«Ni Dios podrá hundirlo», cuentan que exclamó extasiado, el 10 de abril de 1912 a mediodía, un tripulante del bellísimo R.M.S. Titanic (Royal Mail Steamer Titanic), la nave más grande, lujosa, ultramoderna, fiable y potente de su época, al zarpar desde los muelles de Southampton rumbo a Nueva York. El poderoso Titanic, con sus hermanitos Olimpic y el aún sin botar Gigantic, fueron las vanguardistas catedrales tecnológicas y osadas apuestas de la naviera británica White Star Line. Las mentes que planearon esos faraónicos proyectos pertenecían a los británicos J. Bruce Ismay y William Pirrie.

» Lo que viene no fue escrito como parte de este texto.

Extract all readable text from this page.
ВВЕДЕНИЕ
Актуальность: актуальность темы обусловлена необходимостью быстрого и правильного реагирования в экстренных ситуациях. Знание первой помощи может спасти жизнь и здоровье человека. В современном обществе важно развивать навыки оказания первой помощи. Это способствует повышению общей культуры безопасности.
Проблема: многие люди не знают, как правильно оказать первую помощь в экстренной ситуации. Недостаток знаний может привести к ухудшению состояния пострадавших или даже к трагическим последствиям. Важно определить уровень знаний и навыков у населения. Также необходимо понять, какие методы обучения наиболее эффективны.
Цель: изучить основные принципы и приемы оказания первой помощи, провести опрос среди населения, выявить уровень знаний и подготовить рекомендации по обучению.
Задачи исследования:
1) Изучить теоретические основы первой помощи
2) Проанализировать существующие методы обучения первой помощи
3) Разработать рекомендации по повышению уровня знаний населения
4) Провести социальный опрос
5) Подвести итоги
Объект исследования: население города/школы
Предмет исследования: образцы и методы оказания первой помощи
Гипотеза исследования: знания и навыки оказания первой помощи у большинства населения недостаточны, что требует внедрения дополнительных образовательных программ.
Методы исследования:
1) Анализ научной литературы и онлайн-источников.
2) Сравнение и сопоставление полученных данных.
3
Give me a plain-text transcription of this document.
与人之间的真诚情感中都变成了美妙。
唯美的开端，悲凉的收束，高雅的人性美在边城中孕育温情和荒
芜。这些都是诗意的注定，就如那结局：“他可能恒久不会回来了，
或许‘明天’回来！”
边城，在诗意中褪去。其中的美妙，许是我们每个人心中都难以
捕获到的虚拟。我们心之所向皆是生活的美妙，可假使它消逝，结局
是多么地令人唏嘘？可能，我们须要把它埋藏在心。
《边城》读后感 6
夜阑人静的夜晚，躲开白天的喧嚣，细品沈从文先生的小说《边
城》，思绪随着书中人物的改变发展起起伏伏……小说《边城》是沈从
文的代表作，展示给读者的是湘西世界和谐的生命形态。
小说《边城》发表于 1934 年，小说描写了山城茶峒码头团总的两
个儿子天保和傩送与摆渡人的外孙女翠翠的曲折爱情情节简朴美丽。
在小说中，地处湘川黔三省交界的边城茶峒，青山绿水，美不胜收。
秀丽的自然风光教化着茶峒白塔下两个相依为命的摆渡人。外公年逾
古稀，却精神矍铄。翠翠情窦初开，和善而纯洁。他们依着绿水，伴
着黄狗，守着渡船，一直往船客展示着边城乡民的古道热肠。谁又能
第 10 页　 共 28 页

Titanic fue no sólo la estrella, el trofeo y la hazaña de Harland y Wollf, a la sazón el «astillero del mundo» (Belfast, Irlanda del Norte) que lo construyó. Concretizó los sueños modernos imperantes y fue la perla y el florón de la orgullosa White Star Line, batallando a la sazón contra dos otros gigantes del mar ideados por su competidora patria, la Cunard Line, que tampoco conocieron unos destinos envidiables: el Lusitania (torpedeado y hundido en 1918 por los alemanes en la 1ª contienda mundial) y el Mauritania (transformado en buque hospital durante el mismo periodo y desguazado después). Sin embargo, Titanic no se concibió para ser el más veloz de los transatlánticos del momento (eso era cosa de la Cunard Line), sino para ser el más espectacular, deslumbrante y seguro del mundo en su género, ya que la moda de los cruceros carísimos vivía su auge y la inmigración hacia un maná de trabajo y dinero llamado Estado Unidos igualmente. En ambos casos, un filón inagotable para las navieras.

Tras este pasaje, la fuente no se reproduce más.